Transformationen
Werner Fenz, 2014
A group is a number of things or persons being in some relation to one another
Meint Roswitha Weingrill mit dieser lapidaren Feststellung die Gegenständlichkeiten, das soziale Leben generell oder bestimmte Systembereiche daraus? Vielleicht das Arbeitsumfeld, den Kegelabend, die Siedlung, den frühen Pendlerzug? Selbst wenn eine dieser Möglichkeiten stimmen sollte, bleibt die auf Anhieb gewichtigere Frage, was die Kunst damit zu schaffen haben könnte/ sollte, offen. Sie bleibt vor allem dann offen, wenn wir noch immer nicht nachjustiert haben sollten, dass sich das künstlerische Arbeitsfeld drastisch erweitert hat. In Zeiten wie diesen mehren sich radikale Stimmen, dass einzig und allein die Kunst es sei, die dem auf seinem Höhepunkt sich selbst repräsentierenden Neoliberalismus Paroli bieten könne.
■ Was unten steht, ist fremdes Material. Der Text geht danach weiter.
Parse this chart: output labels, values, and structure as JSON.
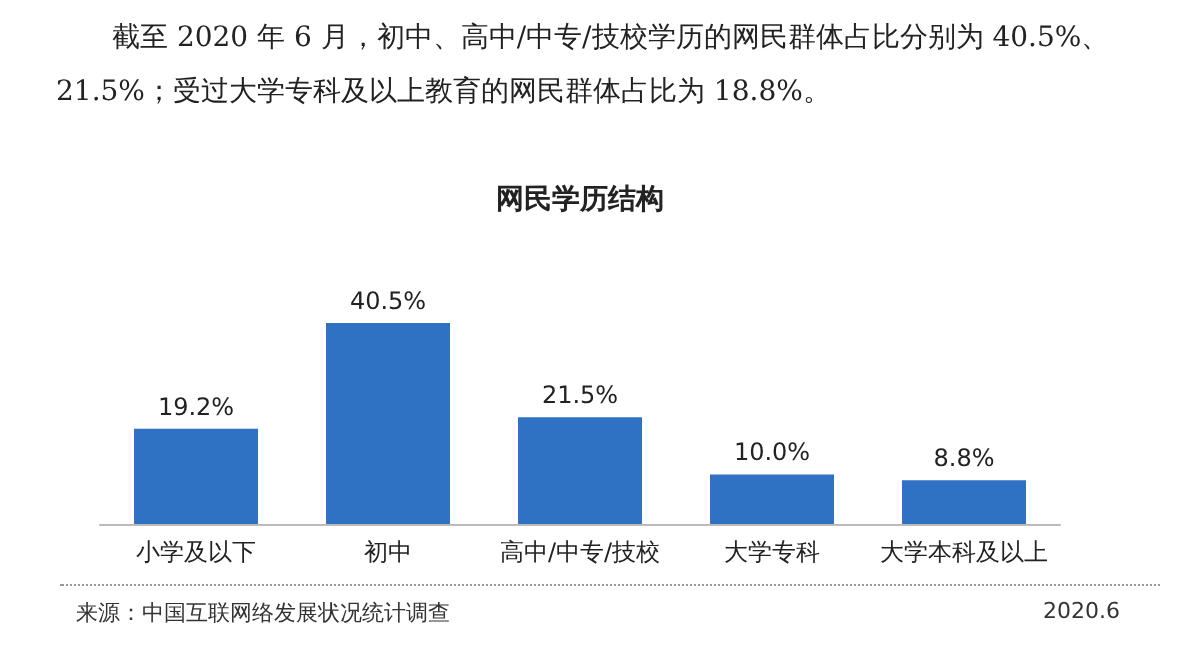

Selbst wenn man den Handlungen der Kunstschaffenden enorm viel zutraut, wären diese und ihr Arbeitsfeld – auf sich allein gestellt – überfordert. Nicht heißen soll diese Feststellung, dass keinerlei Berührungspunkte zwischen künstlerischen und gesellschaftlichen Phänomenen und Strukturen, deren Teil die Kunst immerhin ist, notwendig und in der Praxis längst vorhanden sind.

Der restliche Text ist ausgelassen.